Cinq récits allant de l’époque romaine à aujourd’hui, de Carthage aux Amériques, se mêlent dans ce roman où la guerre est l’épine dorsale. Hannibal, Négus, Grant, une archéologue et un soldat français des opérations spéciales se racontent dans les pages de Laurent Gaudé.

Daesh, Kadafi, Scipion, Oussama Ben Laden, le général Lee, Mussolini, la guerre est partout, de toutes les époques, monstrueuse, sanguinaire.

Une figurine volée de dieu égyptien, passe de main en main, un agent américain décide de jeter son tablier ensanglanté, Hannibal franchit les Alpes avec ses éléphants, Négus fuit son royaume et se réfugie en Grande Bretagne.

Le propos du livre est lourd, violent, décrivant la guerre sans concession. L’auteur parle au nom des vainqueurs, bouchers, vaincus, victimes, soldat, rois, lieutenants. La guerre est partout mais l’humanité résiste quelque part dans le récit, sous la forme d’une histoire d’amour à rebours, entre une archéologue et un soldat français, la rencontre d’une nuit.
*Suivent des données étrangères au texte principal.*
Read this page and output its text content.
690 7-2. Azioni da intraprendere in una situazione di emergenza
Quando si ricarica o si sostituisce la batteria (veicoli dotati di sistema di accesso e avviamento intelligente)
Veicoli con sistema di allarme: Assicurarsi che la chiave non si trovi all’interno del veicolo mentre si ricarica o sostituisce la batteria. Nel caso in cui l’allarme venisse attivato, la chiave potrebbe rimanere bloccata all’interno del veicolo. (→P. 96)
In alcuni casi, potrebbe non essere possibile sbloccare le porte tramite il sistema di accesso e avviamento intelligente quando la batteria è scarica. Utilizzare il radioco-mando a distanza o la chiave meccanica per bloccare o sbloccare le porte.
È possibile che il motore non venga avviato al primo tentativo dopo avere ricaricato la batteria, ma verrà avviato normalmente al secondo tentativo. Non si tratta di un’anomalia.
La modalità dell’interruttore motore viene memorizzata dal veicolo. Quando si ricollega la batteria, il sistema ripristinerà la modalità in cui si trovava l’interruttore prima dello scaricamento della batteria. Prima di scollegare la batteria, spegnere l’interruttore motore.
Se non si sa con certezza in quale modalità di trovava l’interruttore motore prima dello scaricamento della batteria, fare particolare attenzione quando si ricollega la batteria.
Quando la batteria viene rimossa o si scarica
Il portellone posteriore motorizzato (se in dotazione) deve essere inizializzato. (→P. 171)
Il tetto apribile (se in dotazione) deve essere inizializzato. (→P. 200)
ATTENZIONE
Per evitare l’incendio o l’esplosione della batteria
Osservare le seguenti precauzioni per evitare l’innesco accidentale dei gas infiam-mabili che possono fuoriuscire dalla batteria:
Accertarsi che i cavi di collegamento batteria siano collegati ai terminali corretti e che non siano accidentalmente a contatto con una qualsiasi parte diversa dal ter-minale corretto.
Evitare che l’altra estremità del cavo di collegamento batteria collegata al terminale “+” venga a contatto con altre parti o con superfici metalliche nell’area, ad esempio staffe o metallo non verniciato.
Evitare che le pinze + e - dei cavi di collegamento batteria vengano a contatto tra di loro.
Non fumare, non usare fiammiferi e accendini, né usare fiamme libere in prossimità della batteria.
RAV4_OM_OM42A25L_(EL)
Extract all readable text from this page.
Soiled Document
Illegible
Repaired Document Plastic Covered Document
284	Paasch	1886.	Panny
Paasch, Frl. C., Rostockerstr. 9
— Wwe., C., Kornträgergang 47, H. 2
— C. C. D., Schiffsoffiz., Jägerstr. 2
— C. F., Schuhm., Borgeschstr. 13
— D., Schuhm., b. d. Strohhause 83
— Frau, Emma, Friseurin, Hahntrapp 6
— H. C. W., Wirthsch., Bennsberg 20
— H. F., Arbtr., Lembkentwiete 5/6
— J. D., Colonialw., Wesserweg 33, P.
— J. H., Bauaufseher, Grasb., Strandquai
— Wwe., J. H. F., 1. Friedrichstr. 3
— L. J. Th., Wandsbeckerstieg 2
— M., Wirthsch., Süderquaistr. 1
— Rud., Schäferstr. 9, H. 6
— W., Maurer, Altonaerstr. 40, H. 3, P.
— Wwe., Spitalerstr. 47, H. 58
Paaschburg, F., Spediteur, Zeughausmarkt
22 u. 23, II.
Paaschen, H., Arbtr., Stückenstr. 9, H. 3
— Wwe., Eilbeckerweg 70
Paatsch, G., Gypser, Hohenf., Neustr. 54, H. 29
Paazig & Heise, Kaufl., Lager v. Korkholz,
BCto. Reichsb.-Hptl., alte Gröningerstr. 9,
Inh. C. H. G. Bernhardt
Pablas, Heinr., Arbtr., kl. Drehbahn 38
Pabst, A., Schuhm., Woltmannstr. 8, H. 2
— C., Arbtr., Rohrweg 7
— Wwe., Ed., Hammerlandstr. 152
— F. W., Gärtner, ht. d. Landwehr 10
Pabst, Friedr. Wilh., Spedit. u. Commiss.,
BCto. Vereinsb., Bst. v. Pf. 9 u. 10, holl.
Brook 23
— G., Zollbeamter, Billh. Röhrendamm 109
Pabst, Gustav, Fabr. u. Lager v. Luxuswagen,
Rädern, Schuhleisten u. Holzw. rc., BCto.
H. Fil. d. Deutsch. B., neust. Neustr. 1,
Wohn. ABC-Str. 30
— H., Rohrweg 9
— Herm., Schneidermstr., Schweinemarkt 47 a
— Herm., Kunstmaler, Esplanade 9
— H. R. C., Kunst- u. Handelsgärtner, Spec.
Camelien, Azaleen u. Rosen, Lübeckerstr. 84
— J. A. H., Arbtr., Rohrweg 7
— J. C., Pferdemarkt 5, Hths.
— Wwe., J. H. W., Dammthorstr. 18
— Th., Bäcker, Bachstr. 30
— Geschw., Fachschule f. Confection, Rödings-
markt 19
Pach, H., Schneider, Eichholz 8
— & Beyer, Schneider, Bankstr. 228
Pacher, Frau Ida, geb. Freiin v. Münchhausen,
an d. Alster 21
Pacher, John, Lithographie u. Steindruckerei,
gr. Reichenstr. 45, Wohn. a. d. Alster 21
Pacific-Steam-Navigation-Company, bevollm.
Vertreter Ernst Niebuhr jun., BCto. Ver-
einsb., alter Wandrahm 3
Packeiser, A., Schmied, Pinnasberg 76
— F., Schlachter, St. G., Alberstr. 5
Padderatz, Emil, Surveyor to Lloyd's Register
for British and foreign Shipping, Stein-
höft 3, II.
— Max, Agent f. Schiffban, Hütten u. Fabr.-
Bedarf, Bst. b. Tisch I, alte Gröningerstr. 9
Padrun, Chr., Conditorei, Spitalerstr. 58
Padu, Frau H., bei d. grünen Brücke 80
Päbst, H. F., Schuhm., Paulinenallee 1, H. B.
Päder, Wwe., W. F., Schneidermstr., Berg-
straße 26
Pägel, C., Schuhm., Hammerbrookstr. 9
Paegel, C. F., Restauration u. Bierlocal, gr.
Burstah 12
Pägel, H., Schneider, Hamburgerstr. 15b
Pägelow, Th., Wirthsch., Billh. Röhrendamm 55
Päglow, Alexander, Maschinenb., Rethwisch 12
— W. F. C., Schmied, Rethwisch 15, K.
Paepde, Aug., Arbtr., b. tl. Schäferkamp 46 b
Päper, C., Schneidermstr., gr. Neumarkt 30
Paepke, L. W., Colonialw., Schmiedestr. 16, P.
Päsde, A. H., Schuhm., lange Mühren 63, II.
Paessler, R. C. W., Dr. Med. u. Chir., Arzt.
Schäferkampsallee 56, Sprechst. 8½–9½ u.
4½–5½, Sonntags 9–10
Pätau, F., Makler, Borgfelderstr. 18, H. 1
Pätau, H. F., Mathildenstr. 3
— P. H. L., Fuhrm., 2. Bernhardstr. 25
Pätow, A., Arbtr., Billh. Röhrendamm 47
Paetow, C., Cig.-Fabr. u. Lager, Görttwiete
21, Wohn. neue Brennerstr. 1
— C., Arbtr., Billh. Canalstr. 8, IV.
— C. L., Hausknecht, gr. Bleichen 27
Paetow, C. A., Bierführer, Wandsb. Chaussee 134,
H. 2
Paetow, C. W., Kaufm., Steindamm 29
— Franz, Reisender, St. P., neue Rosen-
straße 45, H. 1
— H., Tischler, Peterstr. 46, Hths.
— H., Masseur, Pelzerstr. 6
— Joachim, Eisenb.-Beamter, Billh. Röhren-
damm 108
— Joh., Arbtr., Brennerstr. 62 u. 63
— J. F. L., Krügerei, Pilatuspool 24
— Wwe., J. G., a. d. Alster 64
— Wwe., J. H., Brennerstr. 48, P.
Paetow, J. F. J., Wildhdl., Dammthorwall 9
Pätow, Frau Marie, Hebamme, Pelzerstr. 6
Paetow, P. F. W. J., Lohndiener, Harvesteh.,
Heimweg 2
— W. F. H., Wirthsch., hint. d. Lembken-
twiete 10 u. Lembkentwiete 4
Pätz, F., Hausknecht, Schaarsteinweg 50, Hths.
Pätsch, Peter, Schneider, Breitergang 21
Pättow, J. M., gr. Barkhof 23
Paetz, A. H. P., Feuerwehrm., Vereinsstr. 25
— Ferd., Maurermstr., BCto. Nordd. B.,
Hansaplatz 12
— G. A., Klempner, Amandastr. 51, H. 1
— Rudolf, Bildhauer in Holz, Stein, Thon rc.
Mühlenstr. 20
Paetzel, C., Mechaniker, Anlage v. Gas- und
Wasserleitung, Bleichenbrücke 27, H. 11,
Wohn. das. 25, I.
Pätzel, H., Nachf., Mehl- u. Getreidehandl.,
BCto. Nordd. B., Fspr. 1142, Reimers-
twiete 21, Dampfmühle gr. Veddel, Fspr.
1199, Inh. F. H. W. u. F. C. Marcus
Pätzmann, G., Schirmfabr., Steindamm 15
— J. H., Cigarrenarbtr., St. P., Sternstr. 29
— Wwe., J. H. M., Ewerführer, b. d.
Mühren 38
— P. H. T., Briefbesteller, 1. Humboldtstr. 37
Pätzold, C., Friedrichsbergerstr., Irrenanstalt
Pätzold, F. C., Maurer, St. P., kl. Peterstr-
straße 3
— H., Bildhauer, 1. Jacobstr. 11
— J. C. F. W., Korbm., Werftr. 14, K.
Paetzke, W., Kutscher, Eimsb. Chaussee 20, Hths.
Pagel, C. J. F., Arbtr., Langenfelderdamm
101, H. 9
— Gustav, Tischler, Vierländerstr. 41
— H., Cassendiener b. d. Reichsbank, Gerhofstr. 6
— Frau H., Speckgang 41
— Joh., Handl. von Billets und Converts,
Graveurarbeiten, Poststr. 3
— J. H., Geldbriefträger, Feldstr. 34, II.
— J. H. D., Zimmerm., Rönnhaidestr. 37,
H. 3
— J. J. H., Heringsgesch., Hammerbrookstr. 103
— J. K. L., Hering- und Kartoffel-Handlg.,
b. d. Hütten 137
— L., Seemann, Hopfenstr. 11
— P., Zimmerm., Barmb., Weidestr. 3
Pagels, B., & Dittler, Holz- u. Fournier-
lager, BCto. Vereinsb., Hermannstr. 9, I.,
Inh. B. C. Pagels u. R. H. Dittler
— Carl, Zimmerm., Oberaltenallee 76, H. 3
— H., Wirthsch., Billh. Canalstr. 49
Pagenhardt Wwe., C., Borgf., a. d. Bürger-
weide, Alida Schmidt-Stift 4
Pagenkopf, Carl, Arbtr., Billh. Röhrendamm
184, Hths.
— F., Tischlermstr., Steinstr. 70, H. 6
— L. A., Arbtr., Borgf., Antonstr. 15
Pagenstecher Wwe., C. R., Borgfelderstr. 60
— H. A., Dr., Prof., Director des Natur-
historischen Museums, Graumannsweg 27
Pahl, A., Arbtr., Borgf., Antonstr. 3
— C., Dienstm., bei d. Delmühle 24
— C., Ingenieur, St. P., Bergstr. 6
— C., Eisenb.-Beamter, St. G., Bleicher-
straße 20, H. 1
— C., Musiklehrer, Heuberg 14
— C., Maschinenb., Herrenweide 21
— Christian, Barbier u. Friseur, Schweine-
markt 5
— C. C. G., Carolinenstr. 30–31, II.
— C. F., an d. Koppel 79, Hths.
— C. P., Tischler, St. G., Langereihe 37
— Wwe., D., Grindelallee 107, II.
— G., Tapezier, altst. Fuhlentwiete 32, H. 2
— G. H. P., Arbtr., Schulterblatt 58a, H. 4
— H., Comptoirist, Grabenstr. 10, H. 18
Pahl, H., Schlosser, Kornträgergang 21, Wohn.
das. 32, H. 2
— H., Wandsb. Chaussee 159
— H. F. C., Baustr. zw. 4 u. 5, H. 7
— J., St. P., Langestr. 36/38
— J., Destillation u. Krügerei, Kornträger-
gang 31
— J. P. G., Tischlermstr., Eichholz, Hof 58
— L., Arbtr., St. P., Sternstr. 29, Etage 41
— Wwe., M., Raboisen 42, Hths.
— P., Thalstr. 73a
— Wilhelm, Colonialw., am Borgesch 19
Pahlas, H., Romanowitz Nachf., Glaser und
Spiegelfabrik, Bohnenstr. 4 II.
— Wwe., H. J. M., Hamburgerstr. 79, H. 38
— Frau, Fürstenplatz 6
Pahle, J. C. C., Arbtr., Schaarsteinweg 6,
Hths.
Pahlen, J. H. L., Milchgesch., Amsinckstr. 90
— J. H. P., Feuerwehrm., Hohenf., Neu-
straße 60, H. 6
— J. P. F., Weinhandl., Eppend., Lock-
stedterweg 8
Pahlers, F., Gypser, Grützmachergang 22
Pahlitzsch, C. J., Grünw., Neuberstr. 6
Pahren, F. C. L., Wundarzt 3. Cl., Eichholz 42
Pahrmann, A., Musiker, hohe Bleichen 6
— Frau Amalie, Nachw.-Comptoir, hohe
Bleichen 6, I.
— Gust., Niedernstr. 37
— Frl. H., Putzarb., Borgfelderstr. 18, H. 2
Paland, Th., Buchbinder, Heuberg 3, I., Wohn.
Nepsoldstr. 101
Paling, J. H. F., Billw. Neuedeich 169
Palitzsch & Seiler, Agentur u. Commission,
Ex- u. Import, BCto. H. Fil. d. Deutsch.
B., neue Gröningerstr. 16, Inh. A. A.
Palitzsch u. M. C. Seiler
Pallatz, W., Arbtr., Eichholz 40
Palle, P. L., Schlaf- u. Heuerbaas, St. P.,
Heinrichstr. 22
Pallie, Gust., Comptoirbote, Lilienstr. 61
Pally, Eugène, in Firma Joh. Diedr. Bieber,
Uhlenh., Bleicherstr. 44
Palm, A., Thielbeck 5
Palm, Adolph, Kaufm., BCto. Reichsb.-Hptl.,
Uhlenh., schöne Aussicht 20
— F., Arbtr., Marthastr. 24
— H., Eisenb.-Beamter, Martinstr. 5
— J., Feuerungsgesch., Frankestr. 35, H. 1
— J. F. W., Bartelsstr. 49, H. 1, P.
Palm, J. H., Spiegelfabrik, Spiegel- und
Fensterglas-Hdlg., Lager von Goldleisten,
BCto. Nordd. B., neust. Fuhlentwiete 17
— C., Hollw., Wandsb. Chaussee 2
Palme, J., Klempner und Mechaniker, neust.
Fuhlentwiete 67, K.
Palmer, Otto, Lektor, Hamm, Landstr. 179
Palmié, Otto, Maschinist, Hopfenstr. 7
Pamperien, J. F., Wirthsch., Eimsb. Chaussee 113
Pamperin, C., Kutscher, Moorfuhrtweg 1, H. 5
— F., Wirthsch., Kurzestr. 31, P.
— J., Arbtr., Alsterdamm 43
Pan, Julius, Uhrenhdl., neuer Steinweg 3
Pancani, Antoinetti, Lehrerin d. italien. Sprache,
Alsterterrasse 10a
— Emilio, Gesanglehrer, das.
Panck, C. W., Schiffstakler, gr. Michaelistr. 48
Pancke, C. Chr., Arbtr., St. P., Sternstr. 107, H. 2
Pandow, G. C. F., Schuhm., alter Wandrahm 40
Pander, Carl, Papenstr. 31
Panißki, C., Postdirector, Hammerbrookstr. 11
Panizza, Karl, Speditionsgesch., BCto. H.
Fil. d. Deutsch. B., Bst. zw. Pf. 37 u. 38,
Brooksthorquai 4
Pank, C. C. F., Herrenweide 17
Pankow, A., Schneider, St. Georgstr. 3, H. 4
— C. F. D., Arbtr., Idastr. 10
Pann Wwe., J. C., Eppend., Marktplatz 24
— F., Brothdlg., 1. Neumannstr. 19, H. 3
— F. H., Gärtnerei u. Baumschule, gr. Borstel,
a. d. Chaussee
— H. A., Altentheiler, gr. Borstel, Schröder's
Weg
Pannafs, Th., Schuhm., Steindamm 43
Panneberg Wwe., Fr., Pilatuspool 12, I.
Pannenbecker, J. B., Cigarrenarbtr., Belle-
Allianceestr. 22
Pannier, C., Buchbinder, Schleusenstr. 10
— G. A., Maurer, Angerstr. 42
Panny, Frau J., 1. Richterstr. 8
Ecoutez nos défaites n’est pas une lecture de tout repos, le roman vous met mal à l’aise malgré sa narration morcelée, ou peut-être à cause de cela justement. L’écriture de Laurent Gaudé ne souffre d’aucun reproche et sa perception des guerres qu’il décrit fascine. Un roman difficile, passionnant et bouleversant.

Laurent Gaudé

J’ai découvert cet auteur français il y a quelques années, presque par hasard, avec son livre ‘La Mort du Roi Tsongor’, un récit fabuleux sur un vieux rois et le déclin de son royaume. Quelques années plus tard, mon épouse m’a conseillé le ‘Le Soleil des Scorta’, une autre merveille dans un genre très différent et dernièrement, ma pour mes 51 ans, elle m’a offert ‘Eldorado’ du même auteur.

Décidément, le style et les thèmes abordés par Laurent Gaudé font de lui un brillant écrivain. Cette fois, avec Eldorado, il s’attaque au délicat sujet de migrants. Un livre écrit en 2007, et qui dix ans plus tard, se trouve être plus d’actualité que jamais. A travers deux récits parallèles qui se rejoignent à la fin autour un collier de perles bleues, l’auteur nous raconte une aventure humaine cruelle où la vie ne tient qu’à un fil et où l’argent règne en maître. L’histoire d’un capitaine de navire qui récupère les migrants en mer et celle d’un jeune homme qui fuit son pays pour gagner l’Eldorado européen. Ce n’est qu’un roman bien sûr, mais il donne un tout autre éclairage sur ces « étrangers aux téléphones portables » qui abandonnent tout, famille, maison, travail, renonçant parfois à leur humanité, affrontant maints périls pour fuir la guerre, la dictature et atteindre l’île de Lampedusa où ils seront enfermés dans des camps, dans l’attente, hypothétique de papiers pour l’Europe ou d’un retour chez eux.